The number of samples should be no less than three.

4 test procedure

Fixing the sample on a test stand, fixing a temperature sensing probe on the back of the sample, automatically adjusting the distance D between the test stand and the spray gun to be 150mm, adjusting a knob of the high-temperature spray gun to enable the temperature T1 of the hot surface impacted by flame to be 1000 ℃, and continuously burning until the sample is burnt through. And after the test is finished, the flame is closed, the test stand is retracted to a safe distance, the sample is taken down by using tweezers, and the temperature data T2 of the back surface of the material in the period from the beginning to the end of the burning is derived.

5 test results recording

The time S from the start of the fire to the burn-through of the sample was recorded and back temperature data T2 during the fire was derived.

The results of the test are set forth in table 2 below:

TABLE 2

Time of measurement	Example 1	Example 2	Example 3	Example 4	Example 5	Comparative example
							Back temperature at 25 seconds	29	28	28	26	26	42
Back temperature at 1 minute deg.C	35	34	34	33	32	56

From the data in Table 2, it can be seen that the ceramicized silicone rubber sheet has a large effect on the flame performance of the SMC composite.

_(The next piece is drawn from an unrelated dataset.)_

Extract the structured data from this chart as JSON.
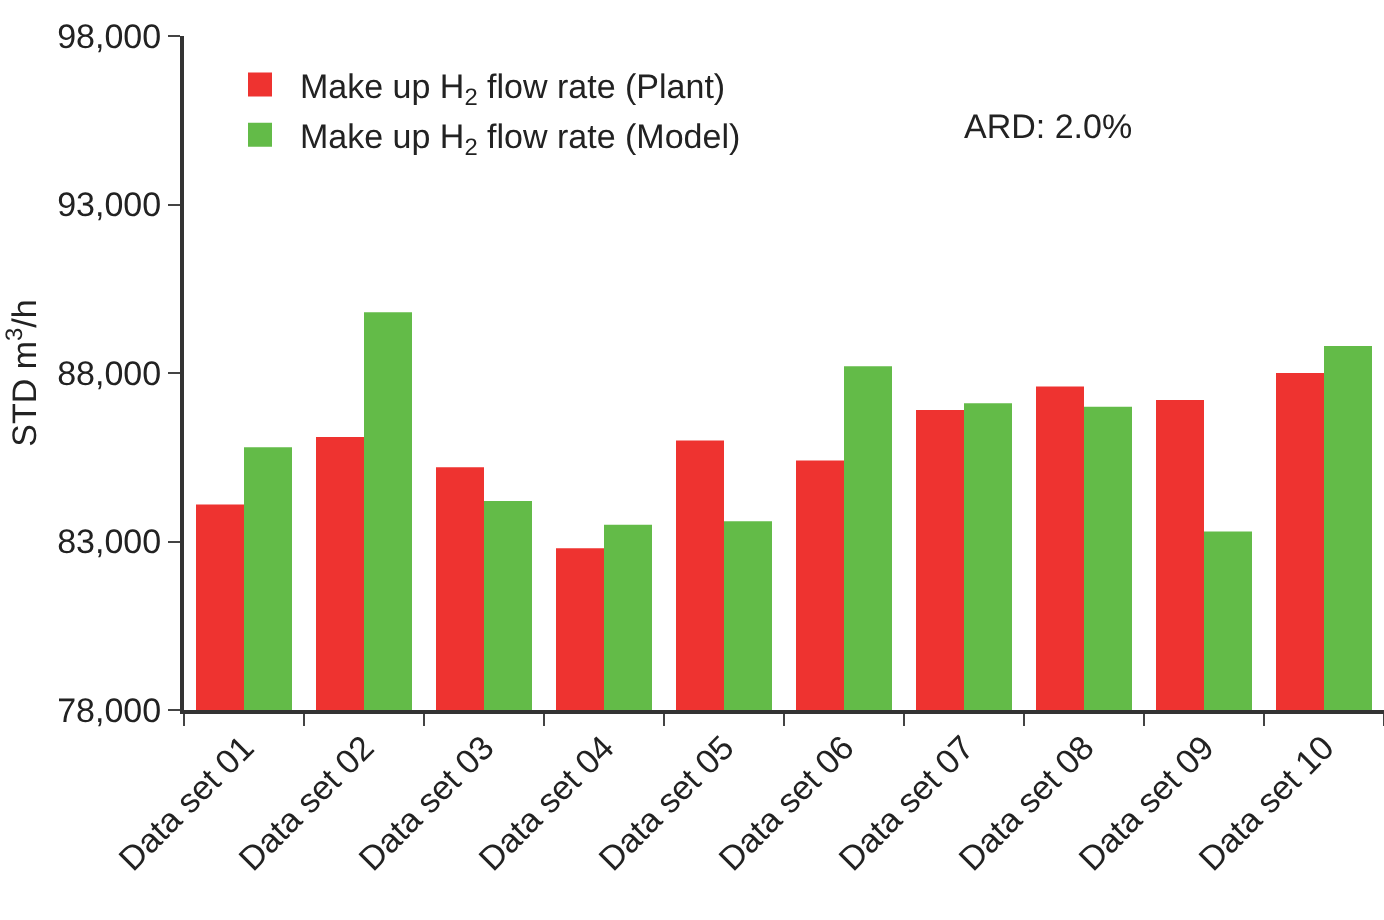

The foregoing is illustrative of the preferred embodiments of the present invention, and it is to be understood that the invention is not limited to the precise forms disclosed herein, and that various other combinations, modifications, and environments may be resorted to, falling within the scope of the invention as hereinafter claimed, and that changes may be made by those skilled in the art or by those who review this disclosure. And that modifications and variations may be effected by those skilled in the art without departing from the spirit of the invention.

Claims

1. A preparation method of an SMC composite material containing fireproof heat-insulating ceramic silicon rubber is characterized by comprising the following steps:

and step four, closing the die and pressing for 5 minutes to perform curing molding, wherein the temperature of the die is 150 ℃, and the SMC composite material containing the fireproof heat-insulating ceramic silicon rubber is obtained.

2. The method according to claim 1, wherein the epoxy silane coupling agent in step two is γ -glycidoxypropyltrimethoxysilane.

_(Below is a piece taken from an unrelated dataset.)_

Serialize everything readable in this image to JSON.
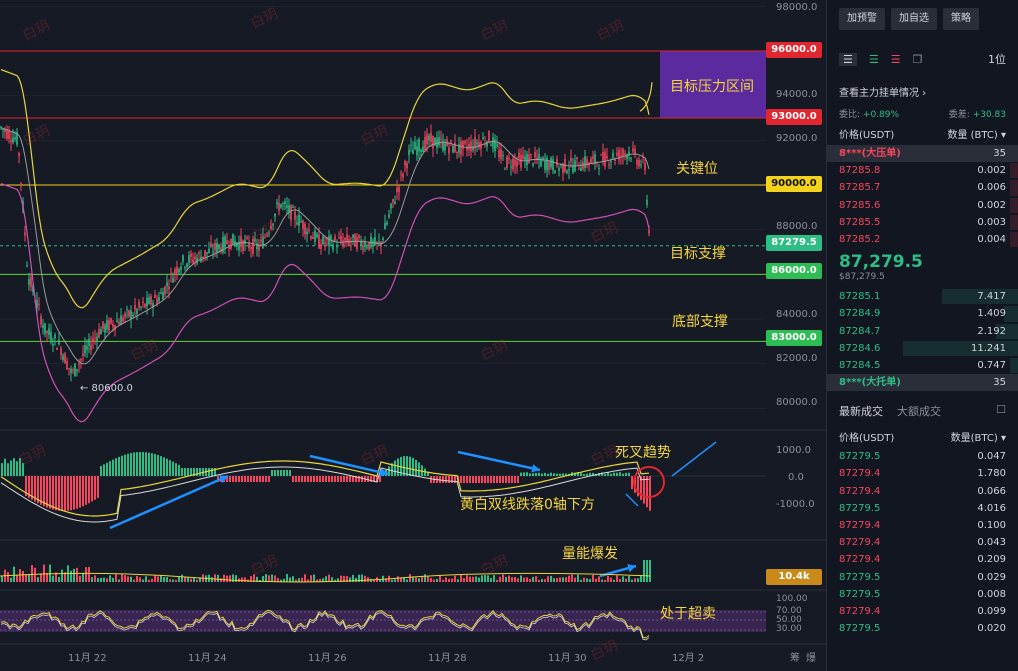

3. The method according to claim 1, wherein the concentration of the epoxy silane coupling agent in the second step is 0.5 to 2 mol/L.

4. The preparation method according to claim 1, wherein the ceramic silicone rubber sheet stock in step three is prepared by: putting 11-15 parts by weight of methyl vinyl silicone rubber, 8-10 parts by weight of wollastonite, 5-8 parts by weight of glass powder, 1-3 parts by weight of hydroxyl silicone oil and 2-4 parts by weight of benzoyl peroxide into an internal mixer, mixing the raw materials at 50 ℃, preparing ceramic silicone rubber by adopting a compression molding process, slicing the ceramic silicone rubber, putting the slices into a corundum crucible for sintering, wherein the sintering temperature is 1000 ℃, the heating rate is 1 ℃/min, the heat preservation time is 1h, and finally cooling along with a furnace to obtain the ceramic silicone rubber sheet.